What Are Inverted Index and Boolean Retrieval?
Aug 23, 2024
3 minutes, 550 Words
After being a search produt manager for a period of time, I frequently heard technical terms such as inverted index and boolean retrieval. Out of curiosity, I went to thoroughly learn about them.
Jumping out of the search engine, the so-called index is use a keyword to search and match from the beginning of the document until the corresponding query word is found. This method is logically simple, essentially brute-force disassembly, or exhaustive. However, it brings disadvantages. If the text is sufficient and long enough, then the idexing time will be very long and the efficiency is not high. But searching is a scene where the need is met in real time, and if the speed is too slow, the ueser experience will deteriorate.
And the inverted idex is like looking up a dictionary. First, find the corresponding word according to the first letter, and then turn to the corresponding page for fine-grained query. The reason why this can be done is that the directory of the dictionary has been classified according to the first letter. For example, if you want to query ‘Apple’, then you will go to the classifcation starting with ‘A’ to find ‘Apple’.

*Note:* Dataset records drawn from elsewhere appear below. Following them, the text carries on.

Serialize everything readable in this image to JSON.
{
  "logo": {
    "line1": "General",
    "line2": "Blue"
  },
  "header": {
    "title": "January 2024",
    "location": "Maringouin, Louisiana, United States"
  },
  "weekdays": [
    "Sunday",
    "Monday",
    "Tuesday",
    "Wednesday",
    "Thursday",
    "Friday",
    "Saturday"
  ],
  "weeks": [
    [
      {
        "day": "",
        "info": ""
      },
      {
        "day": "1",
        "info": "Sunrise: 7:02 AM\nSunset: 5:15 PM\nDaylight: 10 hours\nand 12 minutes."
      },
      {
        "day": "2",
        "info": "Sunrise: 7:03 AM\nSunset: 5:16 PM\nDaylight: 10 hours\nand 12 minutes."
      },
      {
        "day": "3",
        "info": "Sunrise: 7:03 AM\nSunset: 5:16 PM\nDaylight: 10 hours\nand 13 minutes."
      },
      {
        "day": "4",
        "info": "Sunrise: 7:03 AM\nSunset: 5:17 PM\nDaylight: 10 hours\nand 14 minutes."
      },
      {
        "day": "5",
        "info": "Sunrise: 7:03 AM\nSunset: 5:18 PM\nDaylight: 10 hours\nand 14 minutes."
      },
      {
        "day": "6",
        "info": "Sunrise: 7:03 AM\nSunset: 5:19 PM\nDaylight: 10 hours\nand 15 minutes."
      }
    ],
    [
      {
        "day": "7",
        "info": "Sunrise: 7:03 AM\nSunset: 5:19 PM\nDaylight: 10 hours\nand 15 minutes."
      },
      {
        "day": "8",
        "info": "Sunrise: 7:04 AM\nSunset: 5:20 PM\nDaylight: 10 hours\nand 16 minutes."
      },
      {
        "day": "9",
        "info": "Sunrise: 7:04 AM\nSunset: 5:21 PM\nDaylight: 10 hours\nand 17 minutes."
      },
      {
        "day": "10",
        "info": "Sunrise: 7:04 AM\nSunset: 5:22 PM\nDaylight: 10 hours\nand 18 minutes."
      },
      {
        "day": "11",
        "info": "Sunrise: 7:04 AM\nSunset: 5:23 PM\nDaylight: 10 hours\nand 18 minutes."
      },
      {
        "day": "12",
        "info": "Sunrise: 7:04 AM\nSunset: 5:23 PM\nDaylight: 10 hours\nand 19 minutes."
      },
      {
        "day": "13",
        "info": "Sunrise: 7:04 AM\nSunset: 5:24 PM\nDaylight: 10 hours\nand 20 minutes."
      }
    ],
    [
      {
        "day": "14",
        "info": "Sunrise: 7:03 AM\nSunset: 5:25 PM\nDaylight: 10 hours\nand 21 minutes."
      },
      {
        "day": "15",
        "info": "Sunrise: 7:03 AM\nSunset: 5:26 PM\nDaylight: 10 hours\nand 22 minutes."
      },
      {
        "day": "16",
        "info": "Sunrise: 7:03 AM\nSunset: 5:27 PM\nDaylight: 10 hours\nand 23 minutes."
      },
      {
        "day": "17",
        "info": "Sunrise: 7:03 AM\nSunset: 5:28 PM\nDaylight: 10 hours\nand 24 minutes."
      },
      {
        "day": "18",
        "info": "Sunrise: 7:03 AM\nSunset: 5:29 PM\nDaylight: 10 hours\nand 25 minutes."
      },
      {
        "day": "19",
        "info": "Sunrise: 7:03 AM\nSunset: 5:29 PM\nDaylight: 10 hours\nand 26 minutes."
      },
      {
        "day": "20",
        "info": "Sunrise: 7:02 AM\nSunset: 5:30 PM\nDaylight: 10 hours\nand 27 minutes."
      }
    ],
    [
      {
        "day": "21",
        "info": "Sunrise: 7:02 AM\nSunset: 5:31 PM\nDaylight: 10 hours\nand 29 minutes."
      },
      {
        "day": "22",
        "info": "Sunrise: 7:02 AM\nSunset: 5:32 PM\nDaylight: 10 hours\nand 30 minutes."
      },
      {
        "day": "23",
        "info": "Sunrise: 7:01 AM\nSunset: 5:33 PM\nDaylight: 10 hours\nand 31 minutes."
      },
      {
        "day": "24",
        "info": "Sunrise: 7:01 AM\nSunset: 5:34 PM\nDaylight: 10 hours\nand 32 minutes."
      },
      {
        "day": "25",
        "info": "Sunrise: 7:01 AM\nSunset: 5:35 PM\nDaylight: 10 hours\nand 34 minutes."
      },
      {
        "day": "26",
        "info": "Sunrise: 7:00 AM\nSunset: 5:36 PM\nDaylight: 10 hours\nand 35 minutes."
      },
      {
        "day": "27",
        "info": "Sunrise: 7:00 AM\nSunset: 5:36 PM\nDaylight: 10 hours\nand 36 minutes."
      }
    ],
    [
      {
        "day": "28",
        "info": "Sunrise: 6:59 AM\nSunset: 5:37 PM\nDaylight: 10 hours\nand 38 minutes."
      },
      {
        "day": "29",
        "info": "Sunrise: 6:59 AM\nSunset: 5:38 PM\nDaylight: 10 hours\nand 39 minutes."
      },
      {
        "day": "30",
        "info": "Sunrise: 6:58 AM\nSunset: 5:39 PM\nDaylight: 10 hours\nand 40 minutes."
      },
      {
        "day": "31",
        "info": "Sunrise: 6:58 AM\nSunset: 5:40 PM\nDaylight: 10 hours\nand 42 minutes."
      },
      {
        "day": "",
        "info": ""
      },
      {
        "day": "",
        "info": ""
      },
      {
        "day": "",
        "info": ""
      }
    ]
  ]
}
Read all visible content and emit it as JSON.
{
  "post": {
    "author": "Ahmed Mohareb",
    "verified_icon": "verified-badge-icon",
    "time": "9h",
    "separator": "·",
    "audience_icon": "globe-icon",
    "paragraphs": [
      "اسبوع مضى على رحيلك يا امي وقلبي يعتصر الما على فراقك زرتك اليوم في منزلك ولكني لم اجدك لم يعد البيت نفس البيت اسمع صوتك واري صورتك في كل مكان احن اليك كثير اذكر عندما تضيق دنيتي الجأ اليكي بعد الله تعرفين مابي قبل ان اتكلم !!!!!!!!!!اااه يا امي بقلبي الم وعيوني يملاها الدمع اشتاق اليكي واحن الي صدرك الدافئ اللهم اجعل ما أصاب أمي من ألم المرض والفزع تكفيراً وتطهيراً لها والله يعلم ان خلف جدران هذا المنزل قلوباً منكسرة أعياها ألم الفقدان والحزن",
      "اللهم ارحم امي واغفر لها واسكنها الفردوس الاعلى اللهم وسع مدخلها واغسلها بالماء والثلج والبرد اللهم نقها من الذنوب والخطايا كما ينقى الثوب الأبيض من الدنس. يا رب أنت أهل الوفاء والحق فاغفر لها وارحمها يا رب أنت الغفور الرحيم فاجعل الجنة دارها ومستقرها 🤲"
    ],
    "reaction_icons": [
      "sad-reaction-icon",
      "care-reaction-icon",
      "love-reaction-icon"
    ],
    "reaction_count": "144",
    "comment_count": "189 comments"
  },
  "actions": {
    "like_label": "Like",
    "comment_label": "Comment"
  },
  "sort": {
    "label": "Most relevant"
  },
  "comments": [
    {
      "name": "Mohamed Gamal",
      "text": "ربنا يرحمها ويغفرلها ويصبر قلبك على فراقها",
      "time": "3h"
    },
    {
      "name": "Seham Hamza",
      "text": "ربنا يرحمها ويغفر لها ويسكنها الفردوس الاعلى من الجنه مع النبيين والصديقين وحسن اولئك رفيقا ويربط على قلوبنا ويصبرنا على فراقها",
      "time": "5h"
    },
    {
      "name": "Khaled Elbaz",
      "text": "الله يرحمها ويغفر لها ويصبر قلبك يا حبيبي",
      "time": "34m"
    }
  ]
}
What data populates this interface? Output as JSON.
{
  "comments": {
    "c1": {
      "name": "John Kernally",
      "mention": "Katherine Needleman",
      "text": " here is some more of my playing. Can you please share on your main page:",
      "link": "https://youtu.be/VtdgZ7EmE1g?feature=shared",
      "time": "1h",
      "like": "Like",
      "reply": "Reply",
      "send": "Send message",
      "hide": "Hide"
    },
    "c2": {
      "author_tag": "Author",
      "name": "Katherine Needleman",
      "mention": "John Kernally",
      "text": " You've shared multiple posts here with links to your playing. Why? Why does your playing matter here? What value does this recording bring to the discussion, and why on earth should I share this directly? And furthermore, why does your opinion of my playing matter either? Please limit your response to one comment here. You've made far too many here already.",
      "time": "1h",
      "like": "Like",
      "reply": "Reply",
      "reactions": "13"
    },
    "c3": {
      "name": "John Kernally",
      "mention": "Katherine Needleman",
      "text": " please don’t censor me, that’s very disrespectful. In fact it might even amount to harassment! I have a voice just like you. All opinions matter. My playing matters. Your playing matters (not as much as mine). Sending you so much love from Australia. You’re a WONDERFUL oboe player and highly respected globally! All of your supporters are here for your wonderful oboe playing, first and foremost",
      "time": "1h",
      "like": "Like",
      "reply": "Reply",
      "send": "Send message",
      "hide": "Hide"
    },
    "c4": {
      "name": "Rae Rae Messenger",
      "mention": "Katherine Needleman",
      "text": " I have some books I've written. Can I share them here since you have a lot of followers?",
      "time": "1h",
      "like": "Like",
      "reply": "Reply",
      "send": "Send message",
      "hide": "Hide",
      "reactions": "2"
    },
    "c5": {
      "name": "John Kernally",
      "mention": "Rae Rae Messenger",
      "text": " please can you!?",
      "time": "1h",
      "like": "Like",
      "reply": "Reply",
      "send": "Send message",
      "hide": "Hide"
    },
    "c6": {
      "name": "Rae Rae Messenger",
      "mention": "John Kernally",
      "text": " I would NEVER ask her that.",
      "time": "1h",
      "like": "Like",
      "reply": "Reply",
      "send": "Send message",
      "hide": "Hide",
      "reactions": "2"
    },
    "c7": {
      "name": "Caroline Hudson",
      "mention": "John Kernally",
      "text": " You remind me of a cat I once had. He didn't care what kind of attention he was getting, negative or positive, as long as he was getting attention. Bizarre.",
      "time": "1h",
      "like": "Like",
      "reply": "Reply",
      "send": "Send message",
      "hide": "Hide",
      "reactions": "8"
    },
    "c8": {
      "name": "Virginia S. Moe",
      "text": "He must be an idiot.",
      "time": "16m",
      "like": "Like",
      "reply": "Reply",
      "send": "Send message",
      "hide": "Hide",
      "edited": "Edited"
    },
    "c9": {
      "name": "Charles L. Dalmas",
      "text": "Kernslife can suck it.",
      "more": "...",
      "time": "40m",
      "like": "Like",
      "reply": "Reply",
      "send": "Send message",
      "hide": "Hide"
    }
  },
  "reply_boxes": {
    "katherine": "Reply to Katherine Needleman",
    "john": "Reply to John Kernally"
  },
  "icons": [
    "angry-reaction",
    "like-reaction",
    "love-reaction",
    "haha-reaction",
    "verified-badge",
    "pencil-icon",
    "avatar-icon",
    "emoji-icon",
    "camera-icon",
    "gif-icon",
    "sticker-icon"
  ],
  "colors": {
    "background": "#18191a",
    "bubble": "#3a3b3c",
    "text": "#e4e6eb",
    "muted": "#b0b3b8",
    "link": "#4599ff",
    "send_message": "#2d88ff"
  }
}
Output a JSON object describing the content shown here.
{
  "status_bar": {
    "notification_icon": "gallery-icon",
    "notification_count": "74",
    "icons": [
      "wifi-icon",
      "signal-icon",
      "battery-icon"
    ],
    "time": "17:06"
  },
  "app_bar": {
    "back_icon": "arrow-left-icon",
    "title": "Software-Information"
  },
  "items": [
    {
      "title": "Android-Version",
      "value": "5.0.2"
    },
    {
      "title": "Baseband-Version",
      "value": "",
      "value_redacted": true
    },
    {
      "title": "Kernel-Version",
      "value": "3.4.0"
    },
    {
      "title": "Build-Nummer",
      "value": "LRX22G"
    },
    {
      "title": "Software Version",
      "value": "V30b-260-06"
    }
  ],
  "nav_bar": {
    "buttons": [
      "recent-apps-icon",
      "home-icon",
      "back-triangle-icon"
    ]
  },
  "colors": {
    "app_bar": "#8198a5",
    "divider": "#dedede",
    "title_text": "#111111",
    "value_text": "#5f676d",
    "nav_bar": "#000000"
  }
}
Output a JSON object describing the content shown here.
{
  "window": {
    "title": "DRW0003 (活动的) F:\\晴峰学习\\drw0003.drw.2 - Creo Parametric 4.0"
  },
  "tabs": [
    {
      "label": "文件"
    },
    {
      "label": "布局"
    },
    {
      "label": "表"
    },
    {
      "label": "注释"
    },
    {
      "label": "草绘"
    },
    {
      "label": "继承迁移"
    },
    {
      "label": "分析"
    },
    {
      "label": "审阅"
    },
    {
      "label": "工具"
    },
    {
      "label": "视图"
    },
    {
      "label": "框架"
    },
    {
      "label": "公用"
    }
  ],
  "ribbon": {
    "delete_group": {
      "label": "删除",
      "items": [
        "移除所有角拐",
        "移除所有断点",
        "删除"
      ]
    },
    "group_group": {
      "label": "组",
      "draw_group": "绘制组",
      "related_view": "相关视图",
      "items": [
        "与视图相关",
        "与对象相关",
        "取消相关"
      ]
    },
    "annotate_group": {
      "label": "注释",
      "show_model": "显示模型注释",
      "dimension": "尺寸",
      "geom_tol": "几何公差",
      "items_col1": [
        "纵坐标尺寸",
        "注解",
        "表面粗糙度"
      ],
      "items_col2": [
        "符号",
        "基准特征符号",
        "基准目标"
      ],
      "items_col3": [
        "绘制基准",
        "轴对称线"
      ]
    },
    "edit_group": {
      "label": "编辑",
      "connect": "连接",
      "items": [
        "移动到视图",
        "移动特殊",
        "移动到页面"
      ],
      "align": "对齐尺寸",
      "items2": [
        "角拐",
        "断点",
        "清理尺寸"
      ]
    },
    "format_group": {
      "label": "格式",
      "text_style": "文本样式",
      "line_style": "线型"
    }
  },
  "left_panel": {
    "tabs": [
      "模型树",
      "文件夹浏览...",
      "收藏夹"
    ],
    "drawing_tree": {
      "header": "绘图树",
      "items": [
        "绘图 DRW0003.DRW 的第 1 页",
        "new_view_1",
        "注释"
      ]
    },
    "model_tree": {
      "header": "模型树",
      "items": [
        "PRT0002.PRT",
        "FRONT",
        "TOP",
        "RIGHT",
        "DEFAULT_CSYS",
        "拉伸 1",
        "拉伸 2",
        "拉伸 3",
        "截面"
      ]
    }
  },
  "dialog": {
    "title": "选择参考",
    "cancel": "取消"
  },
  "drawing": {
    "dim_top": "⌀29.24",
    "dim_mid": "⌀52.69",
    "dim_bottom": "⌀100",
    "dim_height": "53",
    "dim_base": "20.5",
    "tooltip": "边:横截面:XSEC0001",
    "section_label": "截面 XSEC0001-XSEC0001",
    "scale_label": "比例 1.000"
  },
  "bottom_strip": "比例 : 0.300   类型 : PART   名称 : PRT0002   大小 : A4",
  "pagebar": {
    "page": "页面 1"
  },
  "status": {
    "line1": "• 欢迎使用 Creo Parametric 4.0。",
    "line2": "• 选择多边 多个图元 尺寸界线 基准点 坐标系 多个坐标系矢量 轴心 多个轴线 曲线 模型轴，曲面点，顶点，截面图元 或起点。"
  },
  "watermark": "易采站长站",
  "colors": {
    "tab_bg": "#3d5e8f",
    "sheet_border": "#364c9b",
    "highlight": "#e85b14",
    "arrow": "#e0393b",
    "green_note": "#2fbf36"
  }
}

In a search engine, each result (i.e., document) will be cut into multiple words (i.e., word segmentation), and the words cut out from different documents will most likely repeated, so earch segmented word will be assoicated with multiple documents. One segmented word can estabilsh a connection with multiple documents, and this process is indexing. Returning to the above example, in the documents that contain ‘Apple’ afer word segmentation, an index established by ‘Apple’ will be formed, just like the directory in a dictionary. When a user searches for ‘Apple’, all the documents with ‘Apple’ will be quickly found.
But when a user searches for ‘Apple Store’, in theory, only the text containing ‘Apple Store’ should be retrieved. In the above example, ‘Apple is …’ and ‘Apple has …’ should not be retrieved. How to achieve such a matching mechanism? The answer is boolean retrieval.
There are three important judgment logics in boolean retrieval, which are AND (intersection), OR (union), and NOT (difference). After the user enters keywords, they will be split into multiple word segments, and these three logics will be used for matching and retrieval between multiple word segments, and only the results that meet the conditions will be retrieved. Then continue to use the above example to explain. When a user searches for ‘Apple Store’, this query will be cut into two words, ‘Apple’ and ‘Store’. ‘Apple’ can be retrieve the text ‘Apple is …’, ‘Apple Store …’, and ‘Apple has …’. ‘Store’ can retrieve ‘Apple Store …’. We assume that complete inclusion is required here, then the boolean operation that needs to be performed in AND, and the intersection of the retrievable texts of ‘Apple’ and ‘Store’ is taken, and finally ‘Apple Store …’ is retrieved.
So are OR or NOT useless? Of course not. For example, if you want to expand the retrieval, then in the above case, OR operation can be performed to retrieve all the texts. However, the relevance between the text and query will also become worse. Of course, this is just for easy understanding, and it may not be used like this in actual business.